Regarding school-related variables, our study shows that there were also strong effects of school SES on students’ mathematics achievement (see Table 5). The other two school-related variables, school location (urban versus suburban and rural) and school resources for mathematics instruction, were found not to have significant effects on students’ mathematics achievement in Hong Kong. This finding seems to suggest equity among different kinds of schools in Hong Kong. Moreover, our in-depth analysis (see Model 6 in Table 5) shows that after taking the SES predictors into account, school location and school resources were no longer important for predicting students’ mathematics achievement. In other words, SES had such a strong influence on student achievement that school-related variables, such as school location and school resources for mathematics instruction, mattered much less.

Suggestions for improving education equity in Hong Kong

Although the influence of SES on student achievement is a more or less universal phenomenon, our study suggests that Hong Kong is no better off than many other systems in the world. What can the various stakeholders in education do to alleviate the impact of SES on student achievement?

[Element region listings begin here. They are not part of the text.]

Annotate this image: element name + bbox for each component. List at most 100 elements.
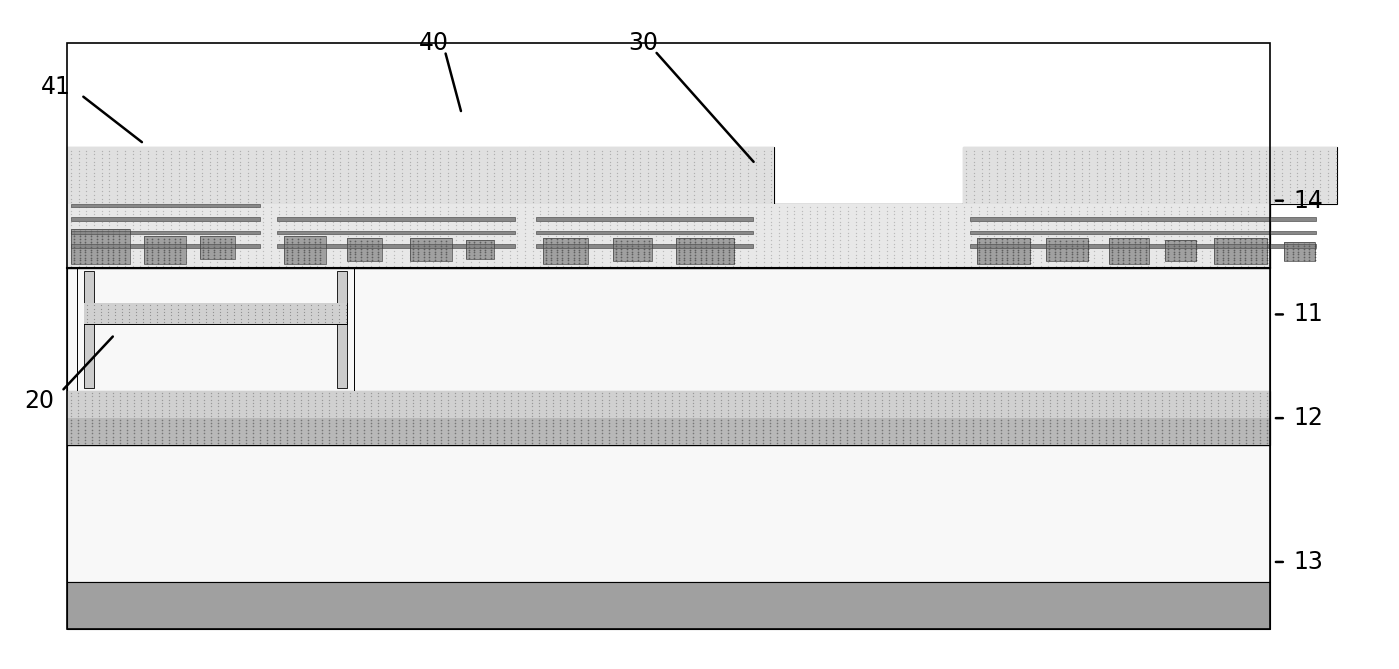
Point [229, 250, 252, 260]
Point [143, 435, 165, 446]
Point [961, 387, 983, 398]
Point [1144, 238, 1167, 249]
Point [706, 213, 729, 223]
Point [467, 149, 490, 160]
Point [1108, 397, 1130, 408]
Point [513, 197, 536, 207]
Point [76, 157, 98, 167]
Point [231, 300, 253, 310]
Point [562, 233, 585, 244]
Point [1248, 438, 1270, 448]
Point [141, 258, 164, 268]
Point [660, 394, 683, 405]
Point [961, 394, 983, 405]
Point [283, 182, 305, 193]
Point [506, 242, 529, 253]
Point [799, 238, 821, 249]
Point [248, 435, 270, 446]
Point [568, 220, 590, 231]
Point [1213, 435, 1235, 446]
Point [1017, 175, 1039, 185]
Point [744, 397, 767, 408]
Point [436, 431, 459, 442]
Point [506, 397, 529, 408]
Point [1073, 431, 1095, 442]
Point [429, 238, 452, 249]
Point [912, 387, 935, 398]
Point [83, 167, 105, 178]
Point [821, 253, 844, 264]
Point [406, 197, 428, 207]
Point [429, 252, 452, 262]
Point [137, 153, 159, 163]
Point [793, 407, 816, 419]
Point [480, 242, 502, 252]
Point [168, 209, 190, 219]
Point [168, 303, 190, 314]
Point [611, 387, 634, 398]
Point [716, 397, 739, 408]
Point [914, 220, 936, 231]
Point [460, 197, 483, 207]
Point [1316, 153, 1339, 163]
Point [986, 149, 1009, 160]
Point [1037, 235, 1059, 246]
Point [1294, 189, 1316, 200]
Bar [543, 238, 588, 264]
Point [159, 260, 182, 271]
Point [150, 435, 172, 446]
Point [421, 253, 443, 264]
Bar [1214, 238, 1267, 264]
Point [1060, 231, 1083, 242]
Point [105, 313, 127, 324]
Point [667, 253, 690, 264]
Point [676, 209, 698, 219]
Point [544, 160, 567, 171]
Point [190, 231, 213, 242]
Point [421, 209, 443, 219]
Point [1122, 260, 1144, 271]
Point [375, 153, 397, 163]
Point [436, 407, 459, 419]
Point [506, 179, 529, 189]
Point [702, 394, 725, 405]
Point [197, 244, 220, 255]
Point [506, 414, 529, 425]
Point [1107, 255, 1129, 266]
Point [828, 438, 851, 448]
Point [960, 231, 982, 242]
Point [260, 179, 283, 189]
Point [208, 233, 231, 244]
Point [1129, 209, 1151, 219]
Point [698, 201, 720, 212]
Point [506, 171, 529, 182]
Point [590, 153, 613, 163]
Point [676, 257, 698, 268]
Bar [67, 43, 1270, 629]
Point [267, 175, 290, 185]
Point [835, 424, 858, 435]
Point [968, 401, 990, 411]
Point [224, 300, 246, 310]
Point [674, 401, 697, 411]
Point [982, 424, 1004, 435]
Point [1021, 231, 1044, 242]
Point [632, 238, 655, 249]
Point [97, 250, 119, 260]
Point [1060, 205, 1083, 216]
Point [129, 253, 151, 264]
Point [252, 246, 274, 256]
Point [113, 220, 136, 231]
Point [108, 225, 130, 236]
Point [1286, 157, 1308, 167]
Point [1038, 387, 1060, 398]
Point [1270, 149, 1293, 160]
Point [485, 391, 508, 401]
Point [891, 401, 914, 411]
Point [993, 171, 1016, 182]
Point [367, 404, 389, 415]
Point [399, 223, 421, 234]
Point [529, 193, 551, 204]
Point [860, 257, 883, 268]
Point [91, 164, 113, 175]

Hong Kong is a capitalistic society, and inequity, including inequity in education provisions, seems to be tolerated by many people. To cite just one example, the Direct Subsidy Scheme (DSS) introduced in Hong Kong 30 years ago is intended to tap into private resources in funding education and provide more alternatives in educational provisions for parents and students to choose from. Under the DSS scheme, schools are allowed to collect fees on top of the government subsidy so that they will be better resourced to provide higher-quality education. At the same time, DSS schools are given slightly more autonomy in determining their school curricula. The government requires that a certain proportion of the fees collected should be used as scholarships for needy students, but the net result of the scheme is that DSS schools admit students from wealthier families, and their students perform better academically. Given the inequity in terms of mathematics achievement in TIMSS, as shown by this study, further research is needed to investigate the effects of initiatives such as DSS on both student achievement and possible inequity of achievement. The Hong Kong government should adopt an evidence-based approach to review the effects of the DSS and other similar schemes to strike a balance between choice and equity in educational provision. In particular, while tapping into resources from the private sector to fund education is a right move toward equity, more measures, in terms of government funding toward education, should be put in place to ensure that students from low SES families and low SES schools receive more resources and support in learning.

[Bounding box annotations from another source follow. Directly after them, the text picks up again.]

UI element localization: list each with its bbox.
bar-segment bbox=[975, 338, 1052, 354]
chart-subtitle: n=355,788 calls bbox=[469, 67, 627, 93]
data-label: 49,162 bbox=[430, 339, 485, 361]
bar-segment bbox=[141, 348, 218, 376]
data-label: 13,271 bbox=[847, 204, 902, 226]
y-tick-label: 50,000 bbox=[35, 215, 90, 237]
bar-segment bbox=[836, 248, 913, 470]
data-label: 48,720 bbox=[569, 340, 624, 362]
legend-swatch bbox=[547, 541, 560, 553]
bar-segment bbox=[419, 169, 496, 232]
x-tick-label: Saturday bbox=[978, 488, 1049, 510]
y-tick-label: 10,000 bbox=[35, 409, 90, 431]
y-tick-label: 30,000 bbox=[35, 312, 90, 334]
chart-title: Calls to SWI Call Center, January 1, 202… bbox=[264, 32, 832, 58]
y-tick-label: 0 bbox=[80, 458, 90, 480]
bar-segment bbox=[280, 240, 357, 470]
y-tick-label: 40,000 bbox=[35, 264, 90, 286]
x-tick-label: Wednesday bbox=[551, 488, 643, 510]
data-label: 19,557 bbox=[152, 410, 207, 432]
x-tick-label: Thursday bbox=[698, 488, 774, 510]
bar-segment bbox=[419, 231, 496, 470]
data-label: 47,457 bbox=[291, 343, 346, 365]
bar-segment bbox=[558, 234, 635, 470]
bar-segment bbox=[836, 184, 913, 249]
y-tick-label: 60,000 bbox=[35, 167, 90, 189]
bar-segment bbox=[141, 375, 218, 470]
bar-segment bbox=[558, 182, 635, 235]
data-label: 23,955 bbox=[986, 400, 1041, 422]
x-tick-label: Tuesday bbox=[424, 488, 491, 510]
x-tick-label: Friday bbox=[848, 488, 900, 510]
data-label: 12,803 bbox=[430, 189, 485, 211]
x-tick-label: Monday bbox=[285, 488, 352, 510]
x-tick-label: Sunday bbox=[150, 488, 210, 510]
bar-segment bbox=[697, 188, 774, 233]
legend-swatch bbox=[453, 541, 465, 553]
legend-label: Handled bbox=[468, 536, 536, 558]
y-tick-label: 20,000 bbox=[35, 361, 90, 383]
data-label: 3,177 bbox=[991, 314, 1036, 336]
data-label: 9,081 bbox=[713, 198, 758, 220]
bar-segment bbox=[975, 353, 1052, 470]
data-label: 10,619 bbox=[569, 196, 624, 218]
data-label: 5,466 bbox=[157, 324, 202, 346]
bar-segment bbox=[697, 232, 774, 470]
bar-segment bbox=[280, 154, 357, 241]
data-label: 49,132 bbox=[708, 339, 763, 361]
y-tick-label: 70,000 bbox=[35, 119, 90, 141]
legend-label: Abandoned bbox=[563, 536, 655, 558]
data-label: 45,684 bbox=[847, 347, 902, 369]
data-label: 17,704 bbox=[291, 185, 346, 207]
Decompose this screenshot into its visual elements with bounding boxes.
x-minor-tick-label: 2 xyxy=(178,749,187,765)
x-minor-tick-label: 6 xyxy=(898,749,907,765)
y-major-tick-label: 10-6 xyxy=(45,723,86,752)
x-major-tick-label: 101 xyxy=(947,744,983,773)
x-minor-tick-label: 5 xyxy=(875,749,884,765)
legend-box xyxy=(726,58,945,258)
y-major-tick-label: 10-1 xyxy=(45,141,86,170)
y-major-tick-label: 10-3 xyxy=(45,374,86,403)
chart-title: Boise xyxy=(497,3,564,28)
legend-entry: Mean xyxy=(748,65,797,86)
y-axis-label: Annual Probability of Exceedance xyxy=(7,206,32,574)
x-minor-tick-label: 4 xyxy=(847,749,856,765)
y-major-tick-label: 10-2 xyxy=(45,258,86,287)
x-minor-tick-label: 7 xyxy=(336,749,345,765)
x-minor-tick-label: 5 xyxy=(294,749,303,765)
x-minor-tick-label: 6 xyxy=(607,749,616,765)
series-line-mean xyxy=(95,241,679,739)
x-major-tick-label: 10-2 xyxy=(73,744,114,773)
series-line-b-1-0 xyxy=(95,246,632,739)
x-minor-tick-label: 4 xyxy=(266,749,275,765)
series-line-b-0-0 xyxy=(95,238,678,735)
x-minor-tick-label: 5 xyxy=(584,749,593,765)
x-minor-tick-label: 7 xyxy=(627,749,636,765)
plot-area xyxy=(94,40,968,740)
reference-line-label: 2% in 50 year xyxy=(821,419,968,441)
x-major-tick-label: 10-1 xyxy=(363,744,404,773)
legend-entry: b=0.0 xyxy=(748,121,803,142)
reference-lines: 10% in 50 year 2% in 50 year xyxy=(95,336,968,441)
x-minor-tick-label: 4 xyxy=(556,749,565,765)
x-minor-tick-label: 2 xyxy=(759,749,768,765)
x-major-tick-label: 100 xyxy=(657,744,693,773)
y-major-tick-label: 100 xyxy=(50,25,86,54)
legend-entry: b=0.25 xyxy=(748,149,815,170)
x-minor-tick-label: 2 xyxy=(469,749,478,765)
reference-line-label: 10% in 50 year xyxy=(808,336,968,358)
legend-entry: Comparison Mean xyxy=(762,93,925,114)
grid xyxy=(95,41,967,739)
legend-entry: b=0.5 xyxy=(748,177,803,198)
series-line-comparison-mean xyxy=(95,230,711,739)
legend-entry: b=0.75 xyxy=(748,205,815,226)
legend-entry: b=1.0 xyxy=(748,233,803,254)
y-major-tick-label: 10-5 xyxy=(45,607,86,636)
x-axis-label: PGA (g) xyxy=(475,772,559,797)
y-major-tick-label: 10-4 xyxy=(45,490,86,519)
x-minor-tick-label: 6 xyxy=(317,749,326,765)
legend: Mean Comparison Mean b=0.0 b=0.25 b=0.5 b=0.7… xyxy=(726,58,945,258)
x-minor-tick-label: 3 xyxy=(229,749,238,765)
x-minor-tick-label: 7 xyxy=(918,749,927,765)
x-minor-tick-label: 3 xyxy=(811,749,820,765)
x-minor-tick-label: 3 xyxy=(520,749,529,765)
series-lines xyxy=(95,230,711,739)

One specific way to improve education equity in Hong Kong is to reduce the double jeopardy for students who come from low SES families and attend low SES schools. As mentioned above, our study shows that traditional school SES has a significant impact on students’ mathematics achievement in TIMSS beyond the family SES. The need to narrow the disparities between schools is imperative in bringing about a more equitable society in relation to children’s learning. The government, with the support of certain nongovernmental organizations, has already begun some work on this, but the results of our study show that this is still inadequate in addressing the disparity in learning opportunities among Hong Kong children.

Conclusion

Hong Kong is an affluent society, and Hong Kong students have been performing very well in international studies of educational achievement, such as TIMSS and PISA. However, Hong Kong society seems to benefit the “haves” much more than the “have-nots.” While this phenomenon exists in many places around the world, it is not something that Hong Kong people should assume is normal or acceptable. We should strive to alleviate the influence of SES on student achievement and make Hong Kong an even more equitable society.